If you could kindly have a look at my xml file then this would really save me allot of time!

Once again can't thank you enough!

Chat soon,
A

Unknown said...

I replaced the url of the bannerLocation to your url and of course, it worked :). In other words, there is at least nothing wrong with your xml.

One thing I noticed though, was that it took some time before the images were displayed. I took a quick look and I saw that I didn't specify backgroundLoading : true. By default, images are not loaded in the background, which cause them to block the entire UI while downloading the image. Since you are downloading 11 images, it can take a while before anything shows up.

So, specifying backgroundLoading : true in SingleBanner.fx in the Image declaration should fix this (right below line 53 'url : banner.image'). This will allow your first image to be displayed as soon as it's available, while the other images are being downloaded. Note that it can still take some time to download the images, which makes it appear as if the images are not being displayed. But they should eventually appear.

Unknown said...

Dear Joeri,

I give up!

If the XML is right then its not working with my configuration. I am going to try and install a new dev machine and try it from there.
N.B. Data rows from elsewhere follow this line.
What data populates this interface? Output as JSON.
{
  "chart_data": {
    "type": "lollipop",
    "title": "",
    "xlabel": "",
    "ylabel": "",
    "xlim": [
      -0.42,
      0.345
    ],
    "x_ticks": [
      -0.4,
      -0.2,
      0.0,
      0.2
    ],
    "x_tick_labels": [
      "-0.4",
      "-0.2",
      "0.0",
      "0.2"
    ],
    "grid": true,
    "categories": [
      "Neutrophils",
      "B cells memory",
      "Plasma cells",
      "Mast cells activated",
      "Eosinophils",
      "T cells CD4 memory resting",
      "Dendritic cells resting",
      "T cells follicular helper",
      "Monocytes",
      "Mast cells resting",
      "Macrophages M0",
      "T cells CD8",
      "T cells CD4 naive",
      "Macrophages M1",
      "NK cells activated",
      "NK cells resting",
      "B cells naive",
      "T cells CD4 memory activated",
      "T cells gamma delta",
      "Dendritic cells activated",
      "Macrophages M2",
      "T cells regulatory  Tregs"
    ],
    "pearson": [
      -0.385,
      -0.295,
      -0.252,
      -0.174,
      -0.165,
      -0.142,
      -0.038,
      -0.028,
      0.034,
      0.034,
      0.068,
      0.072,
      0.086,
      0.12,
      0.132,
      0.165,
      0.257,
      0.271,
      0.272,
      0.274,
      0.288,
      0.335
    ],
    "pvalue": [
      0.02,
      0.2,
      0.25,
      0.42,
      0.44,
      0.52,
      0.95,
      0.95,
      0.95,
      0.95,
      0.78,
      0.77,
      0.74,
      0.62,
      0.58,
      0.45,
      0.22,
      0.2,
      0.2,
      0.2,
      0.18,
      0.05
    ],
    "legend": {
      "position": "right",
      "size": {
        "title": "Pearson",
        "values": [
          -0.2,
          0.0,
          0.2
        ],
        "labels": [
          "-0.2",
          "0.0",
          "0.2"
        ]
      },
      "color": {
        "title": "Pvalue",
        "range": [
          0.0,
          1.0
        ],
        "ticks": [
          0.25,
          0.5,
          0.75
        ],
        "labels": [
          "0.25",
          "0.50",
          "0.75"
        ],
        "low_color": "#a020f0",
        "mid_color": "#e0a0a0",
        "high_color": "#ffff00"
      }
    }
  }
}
I love the concept and will let you know when I got it working.

BTW can I contact you offline?

Cheers,
A

Unknown said...

Right!!

After many moons has passed I finally got some results.

I use a mac snow leopard machine with netbeans 6.9.1 for development. I noticed some very sporadic results.

Whenever I use the ImageView component nothing in the browser will show. Even in an app with only a couple of lines of code. When I build the app to run as standard execution this worked fine. I then installed a virtual machine, Windows XP and found similar result using IE instead of firefox. However if I build the component for a web interface and deploy it on the apache server it works fine without having it worked in the browser before! Bizzarre!! I have been through your code many times and after getting a book on Javafx I now understand most of it. Nothing wrong here only with Netbeans and the various java components and flavours. Really hard to learn these things if things aren't working like it is supposed to. Never now if it is you or the application.

Thanks again for a great tutorial. It has really helped me allot to get on with Javafx.